WASHINGTON, D.C. – A conference hosted today by R Street Institute in Washington, D.C., left no doubt the FCC has the three votes needed to repeal the 2015 Obama-era “Net Neutrality” rules.

At the live-streamed Internet-broadcast conference, FCC Chairman Ajit Pai was joined by Trump-appointed Commissioner Brendan Carr and GOP Commissioner Michael O’Reilly, initially nominated by President Obama in 2013 and re-nominated in 2017 by President Trump.

In their prepared remarks, all three expressed their enthusiasm for a return to the “free and open Internet” previously experienced under the “light-touch” FCC regulation of the Internet that existed prior to 2015.

Pai explained the plan to restore Internet freedom will bring back the same rules that governed the Internet until 3 years ago, when the Obama administration, on a party-line vote at the FCC, imposed Title II regulation on the Internet, regulating the Internet as a common carrier under “Net Neutrality” rules.

The FCC 5-person commission is scheduled to vote on Dec. 15, on Pai’s proposed order to repeal the Obama-era “Net Neutrality” rules.

Experts expect that it will take at least a year for the FCC repeal of “Net Neutrality” rules to be fully in force, allowing time for litigation that is anticipated opposing the FCC’s anticipated vote to repeal.

A return to “Light-Touch” regulation

“The Obama administration applied the heavy-handed sledgehammer of Title II regulations by imposing ‘Net Neutrality’ rules on the Internet, fixing a problem that was not broken,” Pai insisted.  “The major results of Title II regulations have been that investment in the Internet has declined, making innovation and the entry of new players more difficult.”

In a previous speech given at the Mobile World Congress in Barcelona held in March, Pai cited studies proving previous Obama-era FCC Chair Tom Wheeler “made a bad bet” assuming “Net Neutrality” rules putting the Internet under Title II regulation would not discourage Internet investment.

Pai demonstrated that under the Obama-era “Net Neutrality” rules, the Internet “experienced the first-ever decline in broadband investment outside of a recession,” with broadband investment remaining “lower today than it was when the FCC changed course in 2015.”

Compared to 2014, broadband investment from the 12 largest ISPs declined by 5.5% in 2016 alone.

Eliminating Net Neutrality “heavy-handed” regulation

Pai argued that by eliminating “Net Neutrality” rules, increased investment resulting from less “heavy-handed” Title II regulation would expand the availability of high-speed, low-cost Internet service, not restrict it.

Pai signaled out Twitter as a leading abuser of censorship practices that has “a double-standard” in screening out conservative users in favor of left-leaning liberal users.

“Twitter is the lead offender using algorithms to block speech considered offense,” Pai argued, stressing his view that the Internet content providers are the more serious problem when it came to Internet censorship.

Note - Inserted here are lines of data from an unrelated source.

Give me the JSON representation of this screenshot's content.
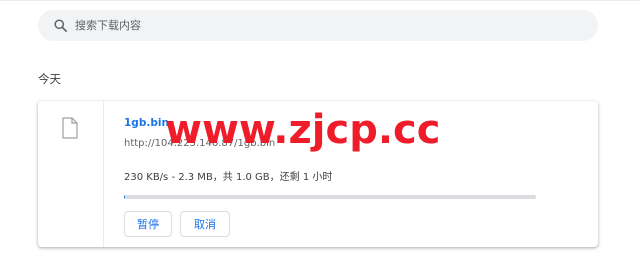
{
  "search": {
    "placeholder": "搜索下载内容",
    "icon": "search-icon"
  },
  "section": {
    "title": "今天"
  },
  "download": {
    "file_icon": "file-icon",
    "file_name": "1gb.bin",
    "url": "http://104.225.146.87/1gb.bin",
    "status": "230 KB/s - 2.3 MB，共 1.0 GB，还剩 1 小时",
    "progress_fraction": 0.0023,
    "pause_label": "暂停",
    "cancel_label": "取消"
  },
  "watermark": {
    "text": "www.zjcp.cc",
    "color": "#ef1c2a"
  },
  "colors": {
    "accent": "#1a73e8",
    "search_bg": "#f1f3f4",
    "progress_track": "#dadce0"
  }
}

“The real interest of these Internet giants is to use regulation to cement their dominance in the Internet economy,” Pai stressed.  “Under Net Neutrality rules, the problem does not lie with Internet Service Providers, but with the delivery of content on the Internet.”

Infowars.com has repeatedly reported that since 2015, when the Obama-era “Net Neutrality” rules were put in place, instances of blocking and censoring have only occurred at a rapid pace on platforms owned by Facebook, Google and Twitter, which all lobbied hard for the 2015 “Net Neutrality” rules, which were carefully crafted so as to not touch those companies.

The implementation of these 2015 Obama-era “Net neutrality” regulations, which were heavily pushed by Google in hundreds of closed-door meetings at the Obama White House, carved out Google and the other Silicon Valley behemoths and secured their position as absolute information gatekeepers.

Since these 2015 regulations passed, Internet giant portals like Google, Facebook, and Twitter have moved to become the judge, jury, and executioner of the contact we read on the Internet, under the guise of eliminating “fake news.”

Federal Trade Commission Acting Chairman Maureen Ohlhausen agreed with Pai that repealing “Net Neutrality” rules would allow market forces to dictate a broader range of ISP services with varying data and pricing policies that she believes will be more responsive to consumer needs.

“The Federal Trade Commission has tools that can protect consumers online more effectively than the Federal Communications Commission,” she argued, stressing that the FCC regulating the Internet as a Title II utility lacked the regulatory authority the FTC has regulating the Internet under trade provisions to protect Internet privacy and to prevent the censorship of ideas and users on ideological grounds.